Outcomes After Arthroscopic Rotator Interval Closure for Shoulder Instability: A Systematic Review.
Coughlin RP., Bullock GS., Shanmugaraj A., Sell TC., Garrigues GE., Ledbetter L., Taylor DC.
PURPOSE: (1) To systematically assess the clinical outcomes of arthroscopic rotator interval closure (RIC) procedures for shoulder instability and (2) to report the different technical descriptions and surgical indications for this procedure. METHODS: Two independent reviewers searched 4 databases (PubMed, Embase, Web of Science, and Cochrane) from database inception until October 15, 2017. The inclusion criteria were studies that reported outcomes of shoulder stabilization using arthroscopic RIC as an isolated or adjunctive surgical procedure. The methodologic quality of studies was assessed with the Methodological Index for Non-Randomized Studies tool and Grading of Recommendations Assessment, Development and Evaluation system for randomized controlled trials. RESULTS: Fifteen studies met our search criteria (524 patients). Of the studies, 12 were graded Level IV evidence; 2, Level III; and 1, Level II. Six different RIC technique descriptions were reported, with 2 studies not defining the details of the procedure. The most common method of RIC was arthroscopic plication of the superior glenohumeral ligament to the middle glenohumeral ligament (8 of 15 studies). The most commonly used patient-reported outcome measure was the Rowe score, with all studies reporting a minimum postoperative score of 80 points.
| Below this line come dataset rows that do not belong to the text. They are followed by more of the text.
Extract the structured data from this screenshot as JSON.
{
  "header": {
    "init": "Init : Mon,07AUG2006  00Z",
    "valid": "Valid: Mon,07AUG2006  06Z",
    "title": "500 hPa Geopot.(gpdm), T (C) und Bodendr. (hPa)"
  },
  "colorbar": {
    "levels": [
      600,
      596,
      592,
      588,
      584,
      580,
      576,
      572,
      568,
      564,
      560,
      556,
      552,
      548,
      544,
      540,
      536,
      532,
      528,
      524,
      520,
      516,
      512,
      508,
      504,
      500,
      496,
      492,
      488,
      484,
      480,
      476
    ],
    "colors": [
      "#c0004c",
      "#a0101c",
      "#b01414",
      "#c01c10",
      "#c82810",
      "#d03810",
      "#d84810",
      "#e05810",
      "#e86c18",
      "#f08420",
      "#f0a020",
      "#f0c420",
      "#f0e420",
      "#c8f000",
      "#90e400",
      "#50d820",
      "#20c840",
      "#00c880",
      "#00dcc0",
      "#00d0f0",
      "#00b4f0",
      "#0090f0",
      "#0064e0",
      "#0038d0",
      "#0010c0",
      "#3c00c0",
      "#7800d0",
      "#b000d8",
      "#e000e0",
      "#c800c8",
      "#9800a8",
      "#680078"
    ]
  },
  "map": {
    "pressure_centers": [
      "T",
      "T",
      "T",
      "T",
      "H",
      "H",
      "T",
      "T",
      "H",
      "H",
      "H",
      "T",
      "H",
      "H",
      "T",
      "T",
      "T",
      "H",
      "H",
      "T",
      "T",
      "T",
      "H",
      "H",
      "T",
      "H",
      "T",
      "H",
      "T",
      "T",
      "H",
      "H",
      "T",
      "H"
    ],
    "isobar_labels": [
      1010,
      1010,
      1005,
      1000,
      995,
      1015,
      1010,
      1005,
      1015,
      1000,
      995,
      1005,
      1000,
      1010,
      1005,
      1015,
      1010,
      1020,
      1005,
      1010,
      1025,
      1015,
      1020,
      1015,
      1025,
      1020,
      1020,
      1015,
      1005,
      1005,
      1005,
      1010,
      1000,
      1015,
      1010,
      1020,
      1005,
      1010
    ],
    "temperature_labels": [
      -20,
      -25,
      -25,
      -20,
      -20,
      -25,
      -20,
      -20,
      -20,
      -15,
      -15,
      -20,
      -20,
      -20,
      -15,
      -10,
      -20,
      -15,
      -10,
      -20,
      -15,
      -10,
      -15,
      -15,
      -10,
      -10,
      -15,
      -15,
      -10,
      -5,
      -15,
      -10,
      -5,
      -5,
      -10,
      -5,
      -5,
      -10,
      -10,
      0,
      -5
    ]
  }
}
The rate of return to preinjury level of sport ranged from 22% to 100%, and the postoperative redislocation rate ranged from 0% to 16%. CONCLUSIONS: The indications for RIC were poorly reported, and the surgical techniques were inconsistent. Although most studies reported positive clinical results, the heterogeneity of outcome measures limited our ability to make definitive statements about which types of rotator interval capsular closure are warranted for select subgroups undergoing arthroscopic shoulder stabilization. LEVEL OF EVIDENCE: Level IV, systematic review of Level II through IV studies.